Ariyakudi is situated in the southern part of Karaikudi Municipal Corporation in the Sivaganga District. It is situated approximately 5 kilometers southeast from the centre of Karaikudi city, it has a population of 5,368 as of 2011. It has total of 9 wards. The village is accessible via local town buses that connect Karaikudi and Devakottai with the surrounding villages.

==Temples==

The town has several ancient temples such as the 500-year-old Thiruvengadamudaiyan temple, the largest Perumal temple in Karaikudi area, Shivan temple, Chellaiyi Amman temple, and Venkanayagi Amman temple. Annually, a 13-day festival is held at the Perumal Temple, concluding by the end of May. Additionally, the gates of the heavenly Temples are opened here on the auspicious day of Vaikunda Yekadesi.

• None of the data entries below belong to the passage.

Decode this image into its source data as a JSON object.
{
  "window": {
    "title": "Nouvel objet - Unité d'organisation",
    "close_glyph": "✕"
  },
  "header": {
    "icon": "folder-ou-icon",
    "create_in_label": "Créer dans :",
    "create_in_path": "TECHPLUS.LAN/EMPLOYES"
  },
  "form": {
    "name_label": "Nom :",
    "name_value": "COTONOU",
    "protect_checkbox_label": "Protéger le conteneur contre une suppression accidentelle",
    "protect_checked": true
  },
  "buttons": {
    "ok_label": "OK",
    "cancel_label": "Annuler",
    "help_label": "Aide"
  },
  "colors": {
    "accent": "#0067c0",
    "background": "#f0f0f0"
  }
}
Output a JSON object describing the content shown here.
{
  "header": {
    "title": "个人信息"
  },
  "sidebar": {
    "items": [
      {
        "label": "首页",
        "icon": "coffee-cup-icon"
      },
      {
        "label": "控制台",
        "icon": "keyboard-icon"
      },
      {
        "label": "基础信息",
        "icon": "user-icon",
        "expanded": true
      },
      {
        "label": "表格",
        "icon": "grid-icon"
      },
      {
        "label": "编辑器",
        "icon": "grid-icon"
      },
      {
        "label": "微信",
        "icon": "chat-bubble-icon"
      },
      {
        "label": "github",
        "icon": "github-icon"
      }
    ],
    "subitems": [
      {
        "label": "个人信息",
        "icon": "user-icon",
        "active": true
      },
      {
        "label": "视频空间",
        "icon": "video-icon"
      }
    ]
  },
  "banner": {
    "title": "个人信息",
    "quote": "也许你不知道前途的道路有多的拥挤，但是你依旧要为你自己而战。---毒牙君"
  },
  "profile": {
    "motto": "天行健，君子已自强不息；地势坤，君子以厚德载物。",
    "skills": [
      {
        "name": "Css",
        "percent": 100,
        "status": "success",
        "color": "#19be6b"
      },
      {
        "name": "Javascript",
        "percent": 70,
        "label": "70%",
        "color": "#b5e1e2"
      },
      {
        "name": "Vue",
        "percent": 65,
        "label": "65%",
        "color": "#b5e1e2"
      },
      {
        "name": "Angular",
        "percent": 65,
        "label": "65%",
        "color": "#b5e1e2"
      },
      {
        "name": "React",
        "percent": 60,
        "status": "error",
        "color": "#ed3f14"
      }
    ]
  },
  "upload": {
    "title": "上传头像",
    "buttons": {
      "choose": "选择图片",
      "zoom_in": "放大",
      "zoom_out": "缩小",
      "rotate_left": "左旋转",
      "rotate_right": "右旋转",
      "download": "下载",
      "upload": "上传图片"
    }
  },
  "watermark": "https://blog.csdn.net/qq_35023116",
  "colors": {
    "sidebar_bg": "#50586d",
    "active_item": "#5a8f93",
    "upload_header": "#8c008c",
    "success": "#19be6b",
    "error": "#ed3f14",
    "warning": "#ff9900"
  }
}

==Lamps and Idols Manufacturers==

Ariyakudi village is renowned for crafting diverse sizes of elephant lamps. It is known for its traditional and artistic brass lamps, along with rare-earth metal-based religious idols. Over twenty factories produce these metal lamps and various temple idols, distributed to key pilgrimage sites like Palani, Thiruchendur, Sabarimala temples, and even to several foreign countries. Additionally, Chettinad lamps and various metal utensils required for weddings and other events are manufactured here.